Rotwein-Jahrgang 2014
Das war ziemlich gut: Das große Problem der meisten deutschen Spätburgunder ist ja immer noch eine gewisse marmeladige Beliebigkeit, die meilenweit entfernt ist von der brillanten Mineralik der – wenigen – besten Weine aus dem Burgund. Da kam so ein kühles, säurefrisches Jahr wie 2014 gerade recht, um in der Spitze elegante, mineralisch geprägte Spätburgunder zu erzeugen. Das ist in allen relevanten Gebieten einigen Betrieben geglückt.
Rheingau
Der Rheingau hat in Relation zum Leistungsstand des Anbaugebietes einen überproportional hohen Anteil an VDP-Mitgliedern. Deswegen fallen die "Große Gewächs"-Proben im Rheingau traditionell recht heterogen aus. Mein Jahrgangssieger war dieses Jahr –nicht zum ersten Mal- das Weingut Josef Spreitzer mit einem Wisselbrunnen als höchst bewertetem Wein des Gebiets, dicht gefolgt von Robert Weil, Künstler, Ress, Kesseler, Leitz und Eser.
Nahe
Mein langjähriges Welt-Lieblings-Weißweingebiet zeigte sich mit den 2015ern nicht in der Form seines Lebens. Auch hier relativ viele brave, recht säurearme, "dicke" Weine, mein Jahrgangssieger, nicht zum ersten Mal, war das Norheimer Dellchen von Dönnhoff, gefolgt vom Steinberg von Gut Herrmannsberg. Dahinter Dier, Kruger-Rumpf, Schäfer-Fröhlich (Ausnahme: Stromberg) und Emrich-Schönleber.
Rheinhessen
Auch hier recht dichte, kraftvolle Rieslingweine, denen manchmal ein wenig Säurespiel fehlte, aber mehr und deutlichere Spitzen als an der Nahe.

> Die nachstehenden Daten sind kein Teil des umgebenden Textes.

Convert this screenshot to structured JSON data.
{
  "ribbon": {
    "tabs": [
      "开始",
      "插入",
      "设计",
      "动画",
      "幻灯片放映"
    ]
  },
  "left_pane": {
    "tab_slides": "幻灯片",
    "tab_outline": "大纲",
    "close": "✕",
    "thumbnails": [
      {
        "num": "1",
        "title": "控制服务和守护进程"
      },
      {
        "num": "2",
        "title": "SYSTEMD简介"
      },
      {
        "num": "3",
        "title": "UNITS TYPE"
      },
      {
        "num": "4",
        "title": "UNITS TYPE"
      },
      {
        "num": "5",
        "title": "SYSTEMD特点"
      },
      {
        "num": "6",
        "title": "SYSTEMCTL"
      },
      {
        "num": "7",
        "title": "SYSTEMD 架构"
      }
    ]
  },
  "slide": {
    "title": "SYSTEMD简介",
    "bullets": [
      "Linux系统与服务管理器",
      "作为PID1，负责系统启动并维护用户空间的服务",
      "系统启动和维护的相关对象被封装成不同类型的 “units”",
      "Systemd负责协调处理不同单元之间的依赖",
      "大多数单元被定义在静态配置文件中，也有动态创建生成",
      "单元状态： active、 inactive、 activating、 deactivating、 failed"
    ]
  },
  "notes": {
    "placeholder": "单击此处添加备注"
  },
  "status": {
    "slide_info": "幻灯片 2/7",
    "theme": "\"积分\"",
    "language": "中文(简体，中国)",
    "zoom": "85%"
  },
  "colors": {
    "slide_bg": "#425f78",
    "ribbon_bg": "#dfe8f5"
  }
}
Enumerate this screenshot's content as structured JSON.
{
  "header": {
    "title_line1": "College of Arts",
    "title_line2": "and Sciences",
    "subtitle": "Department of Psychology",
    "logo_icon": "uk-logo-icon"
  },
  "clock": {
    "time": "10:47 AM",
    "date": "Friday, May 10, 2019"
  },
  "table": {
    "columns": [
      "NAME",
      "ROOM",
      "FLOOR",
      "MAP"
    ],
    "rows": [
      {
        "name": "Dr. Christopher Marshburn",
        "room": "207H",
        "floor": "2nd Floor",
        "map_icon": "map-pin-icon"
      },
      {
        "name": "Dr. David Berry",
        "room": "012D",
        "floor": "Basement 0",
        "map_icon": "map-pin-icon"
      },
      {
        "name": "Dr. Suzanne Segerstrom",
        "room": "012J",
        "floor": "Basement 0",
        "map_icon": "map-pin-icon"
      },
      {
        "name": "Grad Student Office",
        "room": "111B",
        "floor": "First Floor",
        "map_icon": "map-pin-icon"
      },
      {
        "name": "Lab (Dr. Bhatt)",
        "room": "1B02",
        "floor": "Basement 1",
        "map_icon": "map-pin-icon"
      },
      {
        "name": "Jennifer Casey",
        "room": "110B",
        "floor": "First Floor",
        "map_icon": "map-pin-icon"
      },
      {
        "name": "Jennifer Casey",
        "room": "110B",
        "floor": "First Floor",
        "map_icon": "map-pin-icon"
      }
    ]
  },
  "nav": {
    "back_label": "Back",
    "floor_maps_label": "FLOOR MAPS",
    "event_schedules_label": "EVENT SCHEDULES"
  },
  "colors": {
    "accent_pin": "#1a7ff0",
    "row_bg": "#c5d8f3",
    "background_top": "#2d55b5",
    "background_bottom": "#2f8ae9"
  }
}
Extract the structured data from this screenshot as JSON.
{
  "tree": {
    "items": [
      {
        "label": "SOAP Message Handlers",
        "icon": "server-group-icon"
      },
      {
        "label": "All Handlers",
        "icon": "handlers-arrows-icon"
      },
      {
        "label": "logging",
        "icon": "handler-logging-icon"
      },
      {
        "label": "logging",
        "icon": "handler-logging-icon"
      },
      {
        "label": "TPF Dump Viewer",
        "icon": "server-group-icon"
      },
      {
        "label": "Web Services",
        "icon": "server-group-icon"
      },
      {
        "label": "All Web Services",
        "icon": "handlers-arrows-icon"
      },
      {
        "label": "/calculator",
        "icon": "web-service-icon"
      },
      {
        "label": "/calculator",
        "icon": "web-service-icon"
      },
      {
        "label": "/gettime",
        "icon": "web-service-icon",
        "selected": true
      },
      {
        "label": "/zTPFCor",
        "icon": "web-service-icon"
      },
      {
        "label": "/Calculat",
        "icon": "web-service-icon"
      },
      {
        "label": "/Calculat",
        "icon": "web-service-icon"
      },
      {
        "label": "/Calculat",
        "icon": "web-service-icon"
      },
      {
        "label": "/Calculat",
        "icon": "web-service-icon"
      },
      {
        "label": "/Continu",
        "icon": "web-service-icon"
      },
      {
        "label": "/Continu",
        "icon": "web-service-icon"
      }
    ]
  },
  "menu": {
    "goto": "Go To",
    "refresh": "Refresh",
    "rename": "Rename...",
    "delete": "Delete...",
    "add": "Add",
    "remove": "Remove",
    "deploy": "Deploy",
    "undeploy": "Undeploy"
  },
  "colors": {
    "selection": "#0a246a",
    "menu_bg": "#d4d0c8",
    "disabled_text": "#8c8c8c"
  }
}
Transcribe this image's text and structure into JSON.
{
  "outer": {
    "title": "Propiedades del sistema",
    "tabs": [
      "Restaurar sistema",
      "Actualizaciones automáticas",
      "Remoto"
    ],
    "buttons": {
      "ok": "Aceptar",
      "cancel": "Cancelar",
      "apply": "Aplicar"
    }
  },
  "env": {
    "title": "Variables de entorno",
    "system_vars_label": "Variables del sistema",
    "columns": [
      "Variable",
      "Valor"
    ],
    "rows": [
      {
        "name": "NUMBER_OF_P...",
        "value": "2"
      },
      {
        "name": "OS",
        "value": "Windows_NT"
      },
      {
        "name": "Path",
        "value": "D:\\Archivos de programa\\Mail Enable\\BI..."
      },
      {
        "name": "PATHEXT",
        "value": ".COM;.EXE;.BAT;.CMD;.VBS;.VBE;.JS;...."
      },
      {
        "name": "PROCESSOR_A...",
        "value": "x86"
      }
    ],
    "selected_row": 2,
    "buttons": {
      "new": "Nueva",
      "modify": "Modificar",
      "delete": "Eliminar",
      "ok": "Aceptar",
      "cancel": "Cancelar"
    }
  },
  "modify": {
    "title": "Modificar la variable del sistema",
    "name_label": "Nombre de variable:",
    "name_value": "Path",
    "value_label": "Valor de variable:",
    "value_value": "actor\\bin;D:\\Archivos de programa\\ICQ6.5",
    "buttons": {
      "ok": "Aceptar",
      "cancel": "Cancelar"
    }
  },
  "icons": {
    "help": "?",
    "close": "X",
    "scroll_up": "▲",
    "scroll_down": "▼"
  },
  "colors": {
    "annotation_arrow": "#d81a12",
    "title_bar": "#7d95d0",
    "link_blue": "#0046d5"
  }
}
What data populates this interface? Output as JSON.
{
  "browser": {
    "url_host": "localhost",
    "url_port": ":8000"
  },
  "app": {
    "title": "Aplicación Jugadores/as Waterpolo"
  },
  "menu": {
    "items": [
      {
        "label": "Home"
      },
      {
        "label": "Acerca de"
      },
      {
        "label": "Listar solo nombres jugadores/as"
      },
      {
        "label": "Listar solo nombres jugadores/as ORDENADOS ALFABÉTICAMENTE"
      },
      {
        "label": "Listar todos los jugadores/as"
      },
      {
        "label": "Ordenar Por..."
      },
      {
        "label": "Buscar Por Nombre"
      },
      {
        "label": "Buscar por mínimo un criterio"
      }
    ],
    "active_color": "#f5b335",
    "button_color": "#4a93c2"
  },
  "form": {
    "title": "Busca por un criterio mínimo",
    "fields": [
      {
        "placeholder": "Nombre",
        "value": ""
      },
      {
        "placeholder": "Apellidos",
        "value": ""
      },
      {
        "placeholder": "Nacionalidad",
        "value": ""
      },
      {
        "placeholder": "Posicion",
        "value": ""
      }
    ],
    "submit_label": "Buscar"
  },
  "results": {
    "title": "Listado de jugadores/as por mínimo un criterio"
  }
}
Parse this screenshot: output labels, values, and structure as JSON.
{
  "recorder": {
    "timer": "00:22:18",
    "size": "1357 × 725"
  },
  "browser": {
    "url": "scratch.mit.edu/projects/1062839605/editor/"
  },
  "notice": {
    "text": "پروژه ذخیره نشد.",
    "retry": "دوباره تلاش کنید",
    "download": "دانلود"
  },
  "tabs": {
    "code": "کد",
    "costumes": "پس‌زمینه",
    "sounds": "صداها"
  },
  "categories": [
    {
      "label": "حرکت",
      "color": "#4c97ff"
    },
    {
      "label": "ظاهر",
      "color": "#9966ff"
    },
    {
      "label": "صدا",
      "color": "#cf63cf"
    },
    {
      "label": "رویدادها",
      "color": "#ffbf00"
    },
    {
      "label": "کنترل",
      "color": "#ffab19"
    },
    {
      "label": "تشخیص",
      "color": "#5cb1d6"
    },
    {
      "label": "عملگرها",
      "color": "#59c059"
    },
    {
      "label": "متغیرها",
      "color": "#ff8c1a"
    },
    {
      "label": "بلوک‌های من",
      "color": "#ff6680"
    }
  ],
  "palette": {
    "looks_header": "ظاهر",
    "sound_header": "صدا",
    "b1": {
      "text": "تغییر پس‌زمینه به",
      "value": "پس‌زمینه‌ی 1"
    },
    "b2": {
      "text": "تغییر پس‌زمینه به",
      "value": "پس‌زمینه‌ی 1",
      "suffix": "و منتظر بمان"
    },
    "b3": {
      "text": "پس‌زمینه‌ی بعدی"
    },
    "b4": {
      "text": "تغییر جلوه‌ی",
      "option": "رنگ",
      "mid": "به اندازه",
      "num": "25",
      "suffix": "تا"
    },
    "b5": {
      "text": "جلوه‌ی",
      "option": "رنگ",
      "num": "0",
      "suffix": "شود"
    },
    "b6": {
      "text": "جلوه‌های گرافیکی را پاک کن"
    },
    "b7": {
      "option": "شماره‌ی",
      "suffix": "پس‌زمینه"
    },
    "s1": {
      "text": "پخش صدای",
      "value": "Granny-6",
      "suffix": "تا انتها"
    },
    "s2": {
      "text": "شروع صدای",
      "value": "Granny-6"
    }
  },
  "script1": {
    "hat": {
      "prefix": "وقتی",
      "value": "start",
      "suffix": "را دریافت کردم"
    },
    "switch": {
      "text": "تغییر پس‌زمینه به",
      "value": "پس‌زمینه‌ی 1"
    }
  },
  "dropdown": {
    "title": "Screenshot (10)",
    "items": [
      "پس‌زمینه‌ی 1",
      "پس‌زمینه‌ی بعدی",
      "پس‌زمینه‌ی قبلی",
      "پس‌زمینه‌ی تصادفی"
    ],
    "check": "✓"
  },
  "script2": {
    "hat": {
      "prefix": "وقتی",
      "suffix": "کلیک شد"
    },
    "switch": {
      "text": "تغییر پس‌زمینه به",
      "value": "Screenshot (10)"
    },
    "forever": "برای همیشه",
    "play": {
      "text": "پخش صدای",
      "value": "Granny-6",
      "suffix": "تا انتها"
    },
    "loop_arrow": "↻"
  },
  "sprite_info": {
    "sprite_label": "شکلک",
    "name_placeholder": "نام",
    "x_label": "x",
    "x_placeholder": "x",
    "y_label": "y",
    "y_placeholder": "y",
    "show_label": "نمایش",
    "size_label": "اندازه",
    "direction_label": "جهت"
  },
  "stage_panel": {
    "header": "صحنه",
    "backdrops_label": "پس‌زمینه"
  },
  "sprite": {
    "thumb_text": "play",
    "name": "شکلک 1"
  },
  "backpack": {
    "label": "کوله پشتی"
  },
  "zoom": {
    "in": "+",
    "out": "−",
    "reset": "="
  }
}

Die absolut beste Gutsbewertung erreichte Kühling-Gillot mit einer tollen Performance und einem Rothenberg "wurzelecht" als Gebietssieger, gefolgt von Gunderloch, Wittmann, Keller und Battenfeld-Spanier. Kellers Morstein war der beste Spätburgunder.
Pfalz
Aus dem recht homogenen Rieslingfeld ragte der Pechstein von Mosbacher als Gebietsbester heraus, der auch den höchsten Gebietsschnitt hatte, gefolgt von Rebholz. Acham-Magin und Pfeffingen haben qualitativ mit den großen Klassikern Buhl und Von Winning geleichgezogen, wobei bei letzterem der starke Holzeinsatz mal mehr, mal weniger passte. Kuhn, Rebholz und Bernhart hatten die schönsten Weißburgunder, Becker (2013) und Rebholz (2011) die spannendsten Spätburgunder.
Franken
Silvaner des Jahres ist eindeutig der Rothlauf von May, dicht gefolgt vom Maustal von Luckert, Weltner und dem Juliusspital. Der 2014er Stein vom Juliusspital präsentierte sich als der eindeutig beste Riesling, ebenfalls sehr gut Fürst und Weltner. Dicht dahinter Fürst Löwenstein.
Württemberg
Bei den Rieslingen reichten hier 92 Punkte (Ruthe von Neipperg, Gips von Aldinger) für das Siegertreppchen in einem recht durchwachsenen Umfeld. Bei den Spätburgundern hatten Schnaitmann und Aldinger die Nase vorn, der mit weitem Abstand tollste Lemberger kam von Dautel.
Baden
Einen der drei besten Graubugunder neben Heger und Salwey und, noch besser, den großartigsten Weißburgunder steuerte Bercher bei. Bei den Spätburgundern teilten sich Bercher und Huber die besten Bewertungen, dicht gefolgt von Heger.
Sachsen / Saale-Unstrut
Der beste Wein aus den östlichen Weinbaugebieten war der Edelacker Weißburgunder von Pawis.
Ahr
Ein sehr dichtes und homogenes Spätburgunderfeld mit einem Sonnenberg von Meyer-Näkel als – knappem – Gebietssieger. Ganz dicht dahinter Jean Stodden.